Thursday, December 25, 2008

Julian Diaz Brown



It'd been a long time,
long enough for her to deem it ironic
when the numbers of his home telephone
came popping up in her head while she drove east
to visit her sick mother.

It'd been a long time,
long enough for both of them to move away:
move to places like Berkeley and Los Angeles,
move to places like North Carolina and Chicago,
move to places that kept them distant--places
like resentment and misunderstanding.

He frequents the scenes of Hollywood, polishing production
and brushing shoulders with large egos and egos trying to grow.
She frequents the halls of hospitals and parishes, touching pain
and pushing prayer while questioning the validity of it all.
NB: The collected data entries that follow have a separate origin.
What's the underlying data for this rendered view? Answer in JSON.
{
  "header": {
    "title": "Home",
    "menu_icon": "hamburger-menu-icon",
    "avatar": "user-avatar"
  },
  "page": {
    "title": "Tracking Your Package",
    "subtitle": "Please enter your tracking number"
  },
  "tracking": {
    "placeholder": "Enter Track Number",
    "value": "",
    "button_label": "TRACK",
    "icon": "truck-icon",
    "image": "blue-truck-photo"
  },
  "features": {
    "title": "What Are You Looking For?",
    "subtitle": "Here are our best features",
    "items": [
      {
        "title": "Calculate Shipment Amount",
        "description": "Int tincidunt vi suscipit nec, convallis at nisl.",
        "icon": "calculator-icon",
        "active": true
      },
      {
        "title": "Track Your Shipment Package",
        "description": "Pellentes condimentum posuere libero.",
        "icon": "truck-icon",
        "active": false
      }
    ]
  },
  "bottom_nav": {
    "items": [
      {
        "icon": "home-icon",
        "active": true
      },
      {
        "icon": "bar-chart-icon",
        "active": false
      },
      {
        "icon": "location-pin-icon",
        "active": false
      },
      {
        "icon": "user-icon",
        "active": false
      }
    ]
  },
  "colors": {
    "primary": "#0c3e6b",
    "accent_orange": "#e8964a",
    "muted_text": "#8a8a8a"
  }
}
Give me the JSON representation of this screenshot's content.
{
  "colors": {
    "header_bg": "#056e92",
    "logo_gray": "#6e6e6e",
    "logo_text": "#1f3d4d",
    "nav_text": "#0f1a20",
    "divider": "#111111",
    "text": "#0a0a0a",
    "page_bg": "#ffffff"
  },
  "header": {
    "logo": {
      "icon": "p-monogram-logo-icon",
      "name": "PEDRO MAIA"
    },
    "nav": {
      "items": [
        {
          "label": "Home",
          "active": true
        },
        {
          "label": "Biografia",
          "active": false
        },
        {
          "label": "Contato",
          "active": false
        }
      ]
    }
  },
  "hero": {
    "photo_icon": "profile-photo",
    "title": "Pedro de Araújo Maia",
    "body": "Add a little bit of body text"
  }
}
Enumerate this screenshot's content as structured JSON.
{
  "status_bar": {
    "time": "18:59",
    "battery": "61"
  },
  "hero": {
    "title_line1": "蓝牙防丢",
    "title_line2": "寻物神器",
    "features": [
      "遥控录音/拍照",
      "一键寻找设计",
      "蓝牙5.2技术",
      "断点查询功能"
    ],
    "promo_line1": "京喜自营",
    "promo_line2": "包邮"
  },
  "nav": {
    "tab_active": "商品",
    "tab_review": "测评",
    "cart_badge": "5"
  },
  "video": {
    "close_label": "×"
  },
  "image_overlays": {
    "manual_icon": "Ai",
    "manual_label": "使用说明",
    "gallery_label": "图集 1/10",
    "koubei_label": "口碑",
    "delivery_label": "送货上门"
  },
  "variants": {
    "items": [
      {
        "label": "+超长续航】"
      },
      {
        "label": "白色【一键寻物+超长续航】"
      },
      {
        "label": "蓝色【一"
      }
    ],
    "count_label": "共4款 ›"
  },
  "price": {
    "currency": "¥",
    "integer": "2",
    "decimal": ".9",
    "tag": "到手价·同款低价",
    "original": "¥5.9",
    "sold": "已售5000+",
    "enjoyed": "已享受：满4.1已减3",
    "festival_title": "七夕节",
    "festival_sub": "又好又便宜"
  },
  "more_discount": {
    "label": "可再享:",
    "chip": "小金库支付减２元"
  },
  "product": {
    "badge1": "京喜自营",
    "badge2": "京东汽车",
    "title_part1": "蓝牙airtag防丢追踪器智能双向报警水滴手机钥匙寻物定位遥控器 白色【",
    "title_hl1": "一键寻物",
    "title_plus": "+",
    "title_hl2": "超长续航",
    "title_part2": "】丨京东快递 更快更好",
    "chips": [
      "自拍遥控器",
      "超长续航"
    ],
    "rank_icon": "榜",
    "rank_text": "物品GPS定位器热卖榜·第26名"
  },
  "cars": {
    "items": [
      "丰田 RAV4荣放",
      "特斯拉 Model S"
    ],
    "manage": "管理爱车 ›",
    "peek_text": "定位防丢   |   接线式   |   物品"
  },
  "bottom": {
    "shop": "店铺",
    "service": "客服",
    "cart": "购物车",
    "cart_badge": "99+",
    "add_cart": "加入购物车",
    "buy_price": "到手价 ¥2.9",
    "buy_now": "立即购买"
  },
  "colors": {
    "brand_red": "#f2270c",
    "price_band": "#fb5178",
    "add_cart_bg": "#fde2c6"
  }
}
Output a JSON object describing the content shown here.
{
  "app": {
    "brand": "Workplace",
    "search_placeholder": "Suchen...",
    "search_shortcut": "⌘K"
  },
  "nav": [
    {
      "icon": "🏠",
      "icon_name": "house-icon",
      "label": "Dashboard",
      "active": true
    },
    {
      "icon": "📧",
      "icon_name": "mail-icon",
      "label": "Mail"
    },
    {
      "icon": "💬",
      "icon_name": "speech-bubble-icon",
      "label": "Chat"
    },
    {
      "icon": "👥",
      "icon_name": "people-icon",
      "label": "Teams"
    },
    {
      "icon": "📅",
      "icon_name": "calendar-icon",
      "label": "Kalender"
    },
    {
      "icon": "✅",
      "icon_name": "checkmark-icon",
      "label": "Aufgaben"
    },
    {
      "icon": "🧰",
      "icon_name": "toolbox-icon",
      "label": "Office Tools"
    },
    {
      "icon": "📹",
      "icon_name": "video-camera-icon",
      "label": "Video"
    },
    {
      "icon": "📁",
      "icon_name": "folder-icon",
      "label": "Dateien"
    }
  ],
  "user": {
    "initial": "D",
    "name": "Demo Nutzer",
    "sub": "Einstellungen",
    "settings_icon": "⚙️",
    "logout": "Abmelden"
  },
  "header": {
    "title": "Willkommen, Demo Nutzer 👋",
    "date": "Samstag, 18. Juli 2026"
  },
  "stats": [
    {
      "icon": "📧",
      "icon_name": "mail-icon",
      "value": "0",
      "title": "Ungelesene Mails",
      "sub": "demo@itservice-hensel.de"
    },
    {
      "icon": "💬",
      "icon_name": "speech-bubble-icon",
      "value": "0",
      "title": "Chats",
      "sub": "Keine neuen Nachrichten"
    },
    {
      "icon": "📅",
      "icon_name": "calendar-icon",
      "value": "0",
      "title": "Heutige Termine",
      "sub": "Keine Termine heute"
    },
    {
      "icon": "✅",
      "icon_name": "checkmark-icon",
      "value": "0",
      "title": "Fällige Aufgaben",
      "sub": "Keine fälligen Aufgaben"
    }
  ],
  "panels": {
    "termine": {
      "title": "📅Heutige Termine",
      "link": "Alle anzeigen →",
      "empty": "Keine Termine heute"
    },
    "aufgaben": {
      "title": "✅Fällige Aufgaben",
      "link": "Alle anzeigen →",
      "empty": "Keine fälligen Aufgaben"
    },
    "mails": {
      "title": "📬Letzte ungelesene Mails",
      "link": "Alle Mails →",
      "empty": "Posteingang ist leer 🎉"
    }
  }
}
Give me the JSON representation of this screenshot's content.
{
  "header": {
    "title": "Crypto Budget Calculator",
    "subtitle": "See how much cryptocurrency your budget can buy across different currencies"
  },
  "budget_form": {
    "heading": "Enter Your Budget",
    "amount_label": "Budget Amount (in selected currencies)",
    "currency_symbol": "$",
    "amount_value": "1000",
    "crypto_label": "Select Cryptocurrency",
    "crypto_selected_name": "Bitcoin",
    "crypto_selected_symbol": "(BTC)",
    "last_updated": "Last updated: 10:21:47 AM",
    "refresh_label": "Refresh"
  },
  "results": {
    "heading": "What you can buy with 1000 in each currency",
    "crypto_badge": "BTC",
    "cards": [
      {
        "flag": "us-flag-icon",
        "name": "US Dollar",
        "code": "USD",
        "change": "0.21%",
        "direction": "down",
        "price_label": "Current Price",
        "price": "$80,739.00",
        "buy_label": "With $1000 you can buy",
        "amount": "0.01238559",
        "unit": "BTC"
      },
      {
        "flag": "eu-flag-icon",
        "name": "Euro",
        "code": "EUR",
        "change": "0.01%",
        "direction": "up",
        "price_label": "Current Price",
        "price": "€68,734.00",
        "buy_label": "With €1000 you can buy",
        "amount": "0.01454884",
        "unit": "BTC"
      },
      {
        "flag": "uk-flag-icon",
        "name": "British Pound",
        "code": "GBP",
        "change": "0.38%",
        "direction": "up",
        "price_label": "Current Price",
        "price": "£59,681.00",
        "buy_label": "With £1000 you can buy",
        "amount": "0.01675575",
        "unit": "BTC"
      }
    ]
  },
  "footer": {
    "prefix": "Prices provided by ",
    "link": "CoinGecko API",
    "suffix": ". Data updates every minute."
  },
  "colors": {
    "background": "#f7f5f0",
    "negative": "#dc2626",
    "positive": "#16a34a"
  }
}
It'd been a long time, long enough for them
to lose contact, lose interest, even to lose memory.
So when his phone number popped back into her mind,
along with an idea to return where they'd always gone on Christmas Eve,
she figured in a time when uncertainty reigns and fear abounds,
why not return to rituals of old?

She could see it: driving to 375 E. Julliard Dr to pick him up,
where his family would be winding down from seasonally appropriate
festivities. He'd be wearing a sweater and jeans, moving quickly
with a rapid hug that seemed desperate and rushed. She'd drive
them downtown where C&E Christians, mostly white upper class
locals with returned college students in-tow, would be posted
outside the historic Church listening to the Claremont Brass Band
play "Noel" and "Hark the Herald." Too cold to linger, they'd move
inside to behold the poinsettias and liturgical banners suggesting
subtle worship in winter. Hushed solitude would fill the air.
The service would begin and unfold while he doodled comic strips
on the bulletin and made irreverent, yet honest, remarks about the service.
She would sing and read from the Bible, taking particular note
when all congregants raised their candles in the air
to mark the apex of advent: yes, we will wait one more night
for this miracle to be born. When the gay baritone,
a companion of her late father, hit the crescendo of "O Holy Night,"
year after year a friendship christened when he reached across the pew,
touching her hand, making spirit-in-flesh move beyond myth.

It'd been a long time.
Too long. No answer of the phone.
No cellular number to supplement.
He stopped calling on the anniversary of her father's
death. She quit trying to break through his silence,
quit trying to reach into the comfort places he once provided.
It'd been a long time, long enough for them to move away.

When her mother returned from the
4th surgery in 14 days, pale and pain-stricken at
10:00 p.m. in a ghost town hospital, the girl looked at the
clock, knowing the Midnight Candlelight Service began shortly,
thought of him briefly, thought of him lovingly,
and even though it'd been long enough for them to move away,
the girl called on his compassion, buried her head in her mother's cheek
and hummed "O Holy Night" attempting to move spirit-in-flesh beyond myth.